Es bläst ein neuer konservativer Wind bei den Berliner Philharmoniker. Mehr Fokus auf dem klassisch-romantischen Kernrepertoire, intensivere Beschäftigung mit der eigenen Vergangenheit. Und nicht zuletzt: einfacher nachvollziehbare Programm-Kombinationen, die gleichwohl ausgefeilt und anspruchsvoll anmuten.
So auch an diesem Donnerstag in der Philharmonie unter Chefdirigent Kirill Petrenko.
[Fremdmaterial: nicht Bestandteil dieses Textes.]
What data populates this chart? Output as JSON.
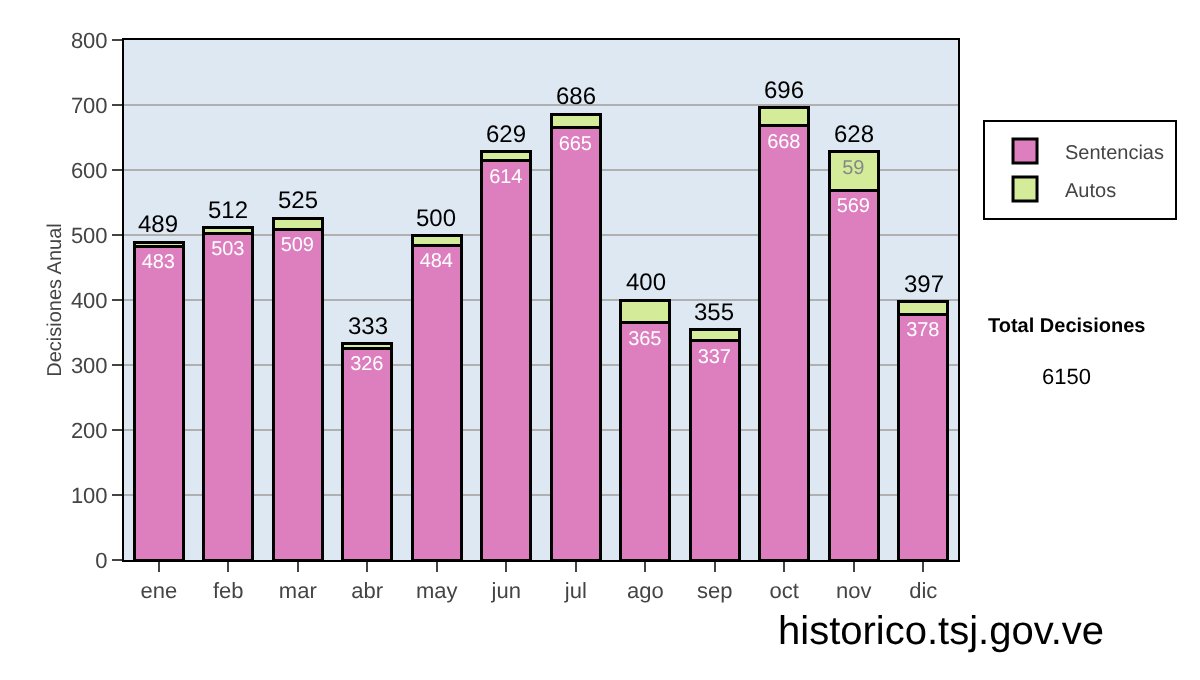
{
  "chart_data": {
    "type": "bar",
    "stacked": true,
    "ylabel": "Decisiones Anual",
    "categories": [
      "ene",
      "feb",
      "mar",
      "abr",
      "may",
      "jun",
      "jul",
      "ago",
      "sep",
      "oct",
      "nov",
      "dic"
    ],
    "series": [
      {
        "name": "Sentencias",
        "color": "#dd7fbf",
        "values": [
          483,
          503,
          509,
          326,
          484,
          614,
          665,
          365,
          337,
          668,
          569,
          378
        ],
        "value_labels": [
          "483",
          "503",
          "509",
          "326",
          "484",
          "614",
          "665",
          "365",
          "337",
          "668",
          "569",
          "378"
        ]
      },
      {
        "name": "Autos",
        "color": "#d4ec9a",
        "values": [
          6,
          9,
          16,
          7,
          16,
          15,
          21,
          35,
          18,
          28,
          59,
          19
        ],
        "value_labels": [
          null,
          null,
          null,
          null,
          null,
          null,
          null,
          null,
          null,
          null,
          "59",
          null
        ]
      }
    ],
    "totals": [
      "489",
      "512",
      "525",
      "333",
      "500",
      "629",
      "686",
      "400",
      "355",
      "696",
      "628",
      "397"
    ],
    "ylim": [
      0,
      800
    ],
    "yticks": [
      0,
      100,
      200,
      300,
      400,
      500,
      600,
      700,
      800
    ],
    "grid": "y",
    "legend": "right",
    "annotations": [
      "Total Decisiones",
      "6150",
      "historico.tsj.gov.ve"
    ]
  }
}
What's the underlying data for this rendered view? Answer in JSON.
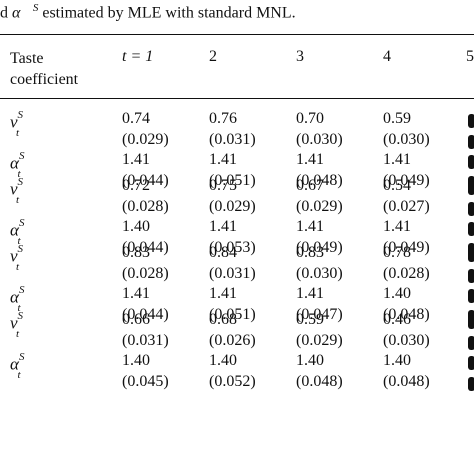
{
  "caption": {
    "prefix": "d",
    "symbol": "α⃗",
    "symbol_sup": "S",
    "text": " estimated by MLE with standard MNL."
  },
  "table": {
    "header": {
      "first_col": [
        "Taste",
        "coefficient"
      ],
      "t_label": "t = 1",
      "cols": [
        "2",
        "3",
        "4",
        "5"
      ]
    },
    "groups": [
      {
        "v_est": [
          "0.74",
          "0.76",
          "0.70",
          "0.59"
        ],
        "v_se": [
          "(0.029)",
          "(0.031)",
          "(0.030)",
          "(0.030)"
        ],
        "a_est": [
          "1.41",
          "1.41",
          "1.41",
          "1.41"
        ],
        "a_se": [
          "(0.044)",
          "(0.051)",
          "(0.048)",
          "(0.049)"
        ]
      },
      {
        "v_est": [
          "0.72",
          "0.75",
          "0.67",
          "0.54"
        ],
        "v_se": [
          "(0.028)",
          "(0.029)",
          "(0.029)",
          "(0.027)"
        ],
        "a_est": [
          "1.40",
          "1.41",
          "1.41",
          "1.41"
        ],
        "a_se": [
          "(0.044)",
          "(0.053)",
          "(0.049)",
          "(0.049)"
        ]
      },
      {
        "v_est": [
          "0.83",
          "0.84",
          "0.83",
          "0.78"
        ],
        "v_se": [
          "(0.028)",
          "(0.031)",
          "(0.030)",
          "(0.028)"
        ],
        "a_est": [
          "1.41",
          "1.41",
          "1.41",
          "1.40"
        ],
        "a_se": [
          "(0.044)",
          "(0.051)",
          "(0.047)",
          "(0.048)"
        ]
      },
      {
        "v_est": [
          "0.66",
          "0.68",
          "0.59",
          "0.46"
        ],
        "v_se": [
          "(0.031)",
          "(0.026)",
          "(0.029)",
          "(0.030)"
        ],
        "a_est": [
          "1.40",
          "1.40",
          "1.40",
          "1.40"
        ],
        "a_se": [
          "(0.045)",
          "(0.052)",
          "(0.048)",
          "(0.048)"
        ]
      }
    ],
    "symbols": {
      "v": "v",
      "a": "α",
      "sup": "S",
      "sub": "t"
    }
  }
}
Es ist ein Abend mit Schönbergs „Variationen für Orchester“ op. 31, flankiert von Brahms‘ Haydn-Variationen op. 56a und Beethovens Sinfonie Nr. 8 op. 93.
Die Werke von Beethoven, Brahms und Schönberg stehen in Verbindungen
Ein Abend der zahlreichen Verbindungen: Da ist Schönberg, der sich stark von Beethovens und Brahms‘ Variationskunst hat beeinflussen lassen. Und da sind Brahms und Beethoven, die an diesem Abend beide an Joseph Haydn erinnern. Brahms tut es direkt, indem er acht Variationen über ein Haydnsches Choralthema schreibt. Beethoven dagegen spielt indirekt auf Haydn an: formal durch den Rückgriff aufs Menuett und durch die auffällig kurze Gesamtdauer von 25 Minuten, die eher für Haydn-Sinfonien typisch ist. Aber noch wichtiger: der Haydnsche Humor, der in allen Sätzen durchblitzt. Inklusive plötzlicher Akzente und dynamischer Kontraste, überraschender Modulationen und abrupter Fermaten.
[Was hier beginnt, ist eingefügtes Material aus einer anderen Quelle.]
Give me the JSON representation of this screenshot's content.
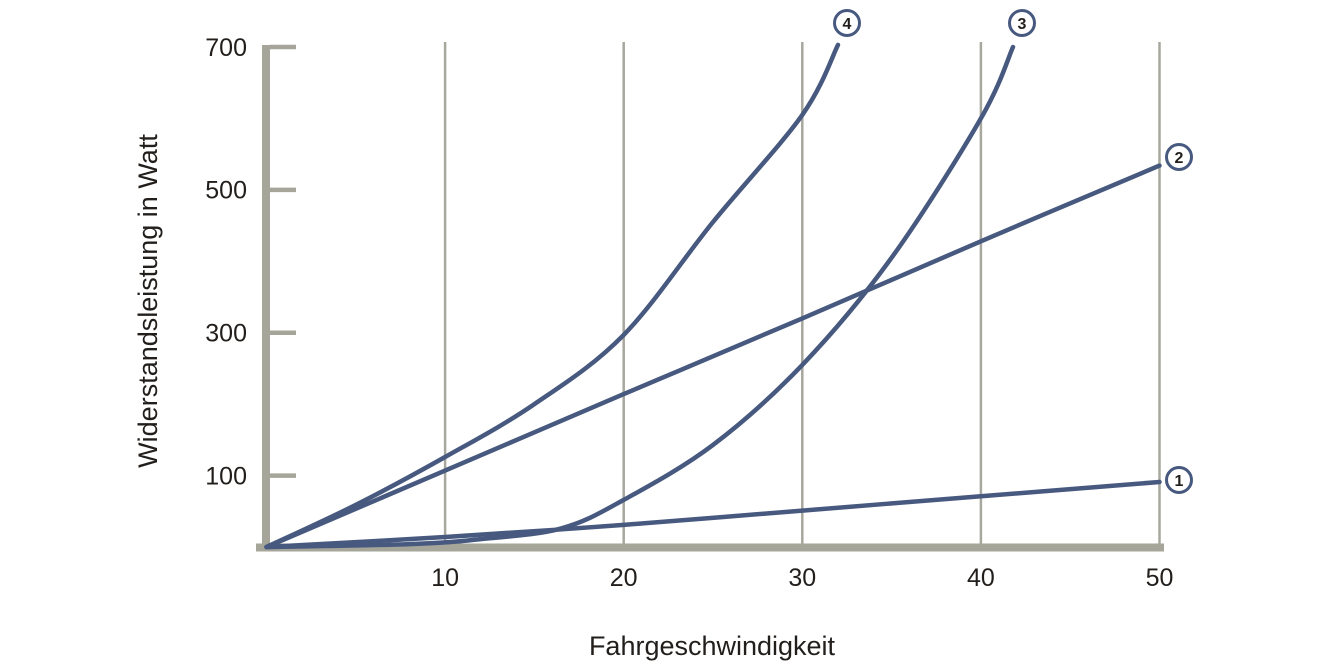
{
  "colors": {
    "curve": "#47597f",
    "axis": "#a6a599",
    "grid": "#a8a79e",
    "text": "#221e1b",
    "background": "#ffffff",
    "marker_fill": "#ffffff"
  },
  "chart_data": {
    "type": "line",
    "title": "",
    "xlabel": "Fahrgeschwindigkeit",
    "ylabel": "Widerstandsleistung in Watt",
    "xlim": [
      0,
      51
    ],
    "ylim": [
      0,
      715
    ],
    "x_ticks": [
      10,
      20,
      30,
      40,
      50
    ],
    "y_ticks": [
      100,
      300,
      500,
      700
    ],
    "grid": "vertical-gridlines-only",
    "legend": "circled numbers at curve ends",
    "series": [
      {
        "name": "curve-1",
        "label": "1",
        "points": [
          [
            0,
            0
          ],
          [
            10,
            14
          ],
          [
            20,
            31
          ],
          [
            30,
            51
          ],
          [
            40,
            71
          ],
          [
            50,
            91
          ]
        ],
        "marker_px": [
          1179,
          480
        ]
      },
      {
        "name": "curve-2",
        "label": "2",
        "points": [
          [
            0,
            0
          ],
          [
            10,
            107
          ],
          [
            20,
            214
          ],
          [
            30,
            320
          ],
          [
            40,
            428
          ],
          [
            50,
            534
          ]
        ],
        "marker_px": [
          1179,
          157
        ]
      },
      {
        "name": "curve-3",
        "label": "3",
        "points": [
          [
            0,
            0
          ],
          [
            8,
            4
          ],
          [
            12,
            11
          ],
          [
            16.5,
            26
          ],
          [
            20,
            66
          ],
          [
            25,
            143
          ],
          [
            30,
            255
          ],
          [
            35,
            405
          ],
          [
            40,
            600
          ],
          [
            41.8,
            700
          ]
        ],
        "marker_px": [
          1022,
          23
        ]
      },
      {
        "name": "curve-4",
        "label": "4",
        "points": [
          [
            0,
            0
          ],
          [
            5,
            59
          ],
          [
            10,
            126
          ],
          [
            15,
            200
          ],
          [
            20,
            297
          ],
          [
            25,
            455
          ],
          [
            30,
            605
          ],
          [
            32,
            703
          ]
        ],
        "marker_px": [
          847,
          23
        ]
      }
    ]
  }
}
Bemerkenswert auch die unterschiedliche Stellung der beiden Kompositionen im Schaffen von Brahms und Beethoven. Während sich Beethoven mit der Achten auf dem Höhepunkt seiner Sinfonik befindet, nutzt Brahms die Haydn-Variationen quasi als Vorübung für seine später folgenden Sinfonien.
Die Philharmoniker befinden sich bei Brahms zunächst im Werkstatt-Modus
Und genauso wirkt dieses Brahms-Werk jetzt bei Petrenko und den Philharmonikern: wie eine sinfonische Studie, beherrscht von Ernst und Gelehrsamkeit. In den ersten fünf Variationen befinden sich die Philharmoniker noch im Werkstatt-Modus. Sie sind mit der Feinabstimmung beschäftigt, suchen nach der geeigneten Balance. Erst ab Variation 6 geht es richtig los. Plötzlich wirkt diese Musik verständlich und lebendig, plötzlich sind Brahms‘ Variationstechniken gut nachvollziehbar. Was allerdings auch daran liegt, dass sich Brahms im zweiten Teil seines Variationszyklus dichter an das eingängige Haydn-Thema hält.
Und Schönbergs „Variationen für Orchester“? Vor knapp 95 Jahren haben die Philharmoniker dieses Werk unter Wilhelm Furtwängler uraufgeführt. Damals war es ein Misserfolg, heute bekommt es sogar mehr Applaus als Brahms. Petrenko scheint die Musiker intensiv vorbereitet zu haben auf die haarsträubend schwierige Partitur. Alles ist geputzt, alles glänzt. Die Philharmoniker vereinen Präzision mit Klangsinnlichkeit, intime Gesten mit hellwacher Artikulation. Kurzum: eine gelungene Werbung für Schönbergs Zwölftonmusik, die zwar nach wie vor fremd wirkt, aber sehr faszinierend. Und irgendwie ist es das Hauptwerk des Abends.
Faszinierend auch, wie unterschiedlich Petrenko die einzelnen Sätze von Beethovens Sinfonie Nr. 8 gestaltet. Musikantisch das tickende Allegretto scherzando, dickbäuchig das Menuett. Der Kopfsatz lächelt mal streng, mal verträumt. Und das Kehraus-Finale schlägt humorvolle Haken.